Il voulait réformer l’Église de l’intérieur

Exploitant la considérable correspondance d’Érasme, la Néerlandaise Sandra Langereis reconstitue pas à pas sa trajectoire intellectuelle et sa vie émotionnelle. Philologue avant tout, le plus brillant humaniste de la Renaissance rompit avec Luther, dont l’intransigeance fanatique l’effrayait.


Portrait d’Érasme par Quentin Metsys (1517). © Domaine public

Lorsque la biographie d’Érasme par Sandra Langereis est parue aux Pays-Bas en 2021, saluée par la critique et plébiscitée par le public (elle en est aujourd’hui à sa douzième édition), beaucoup se sont étonnés du choix fait pour la couverture de l’ouvrage : la reproduction d’un tableau à la peinture acrylique d’une artiste néerlandaise contemporaine, portrait imaginaire, en couleurs très modernes, du « prince des humanistes » au sortir de l’adolescence. Tout le monde a plus ou moins en tête les célèbres portraits d’Érasme par Hans Holbein, Albrecht Dürer et Quentin Metsys. Pourquoi ne pas avoir utilisé un de ceux-ci ? Sandra Langereis s’est expliquée sur le parti qu’elle a pris. Érasme était l’écrivain le plus fameux de son temps, connu et admiré dans l’Europe entière. Il en était conscient et attentif à la façon dont il était perçu.
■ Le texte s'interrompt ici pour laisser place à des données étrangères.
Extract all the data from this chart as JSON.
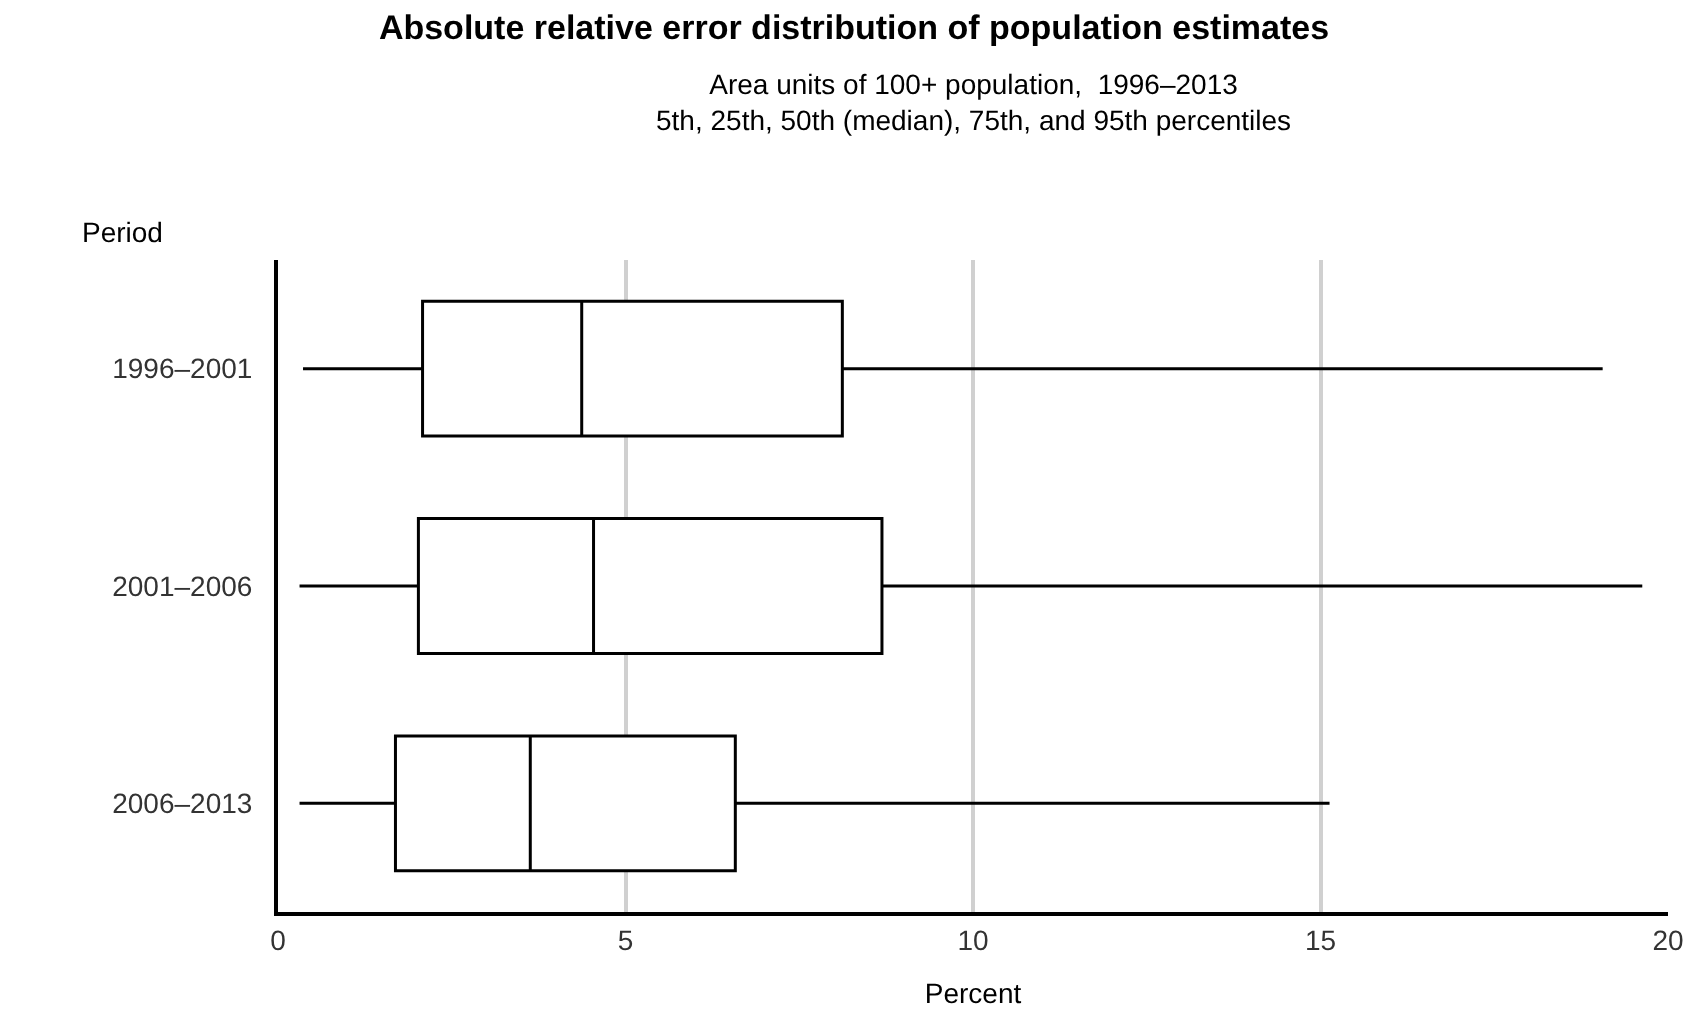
{
  "chart_data": {
    "type": "box",
    "title": "Absolute relative error distribution of population estimates",
    "subtitle": "Area units of 100+ population,  1996–2013\n5th, 25th, 50th (median), 75th, and 95th percentiles",
    "xlabel": "Percent",
    "ylabel": "Period",
    "orientation": "horizontal",
    "categories": [
      "1996–2001",
      "2001–2006",
      "2006–2013"
    ],
    "boxes": [
      {
        "low": 0.36,
        "q1": 2.08,
        "median": 4.37,
        "q3": 8.12,
        "high": 19.06
      },
      {
        "low": 0.31,
        "q1": 2.02,
        "median": 4.54,
        "q3": 8.69,
        "high": 19.63
      },
      {
        "low": 0.31,
        "q1": 1.69,
        "median": 3.63,
        "q3": 6.58,
        "high": 15.13
      }
    ],
    "xlim": [
      0,
      20
    ],
    "xticks": [
      0,
      5,
      10,
      15,
      20
    ],
    "grid": "x",
    "color": "#000000"
  }
}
Les portraits réalisés par trois des plus grands peintres de son époque le furent à sa demande, dans l’objectif de fixer l’image de lui-même qu’il souhaitait transmettre à la postérité. Le tableau récent est censé aider le lecteur à se détacher de cette image pour retrouver Érasme dans la fraîcheur de ce qu’il était avant d’être statufié de son vivant. 


Il ne s’agit pas de la première biographie d’Érasme en néerlandais. D’autres, par Johan Huizinga au début du siècle dernier et Cornelis Augustijn à la fin de celui-ci, l’ont précédée. Destinée au grand public autant qu’au monde savant, celle de Sandra Langereis exploite les ressources de l’écriture romanesque sans tomber dans la fiction et l’invention de dialogues. Autant que par sa longueur, le livre se distingue par l’attention qu’il accorde à un aspect parfois négligé de l’œuvre d’Érasme, son travail philologique. Le récit s’appuie largement sur l’étude de ses lettres. Épistolier prolixe, infatigable et inventif (il écrivit à la fin de sa vie un Traité de l’art épistolaire et publia les meilleures de ses lettres), Érasme entretenait une correspondance nourrie avec des centaines de personnes à travers l’Europe. Sa lecture permet de reconstituer pas à pas sa trajectoire intellectuelle et sa vie émotionnelle.


Érasme n’est pas devenu le savant qu’il fut par hasard. Son père, notamment, paraît avoir joué un rôle important à cet égard. Prêtre (Érasme était un enfant illégitime), il avait exercé durant plusieurs années le métier de copiste en Italie. Il en avait ramené des copies de manuscrits anciens dont Érasme profita précocement. Lorsque son fils fut en âge d’étudier, il l’inscrivit au collège de Deventer, une des meilleures écoles du nord de l’Europe. On y enseignait, non le latin médiéval de l’Église, mais le latin classique. Les élèves y apprenaient à lire, écrire et parler le latin authentique. Érasme y découvrit Tite-Live, Virgile, Lucrèce, Pétrone, Plaute, Martial et Cicéron. On y enseignait aussi le grec ancien, une innovation dans l’Europe du Nord.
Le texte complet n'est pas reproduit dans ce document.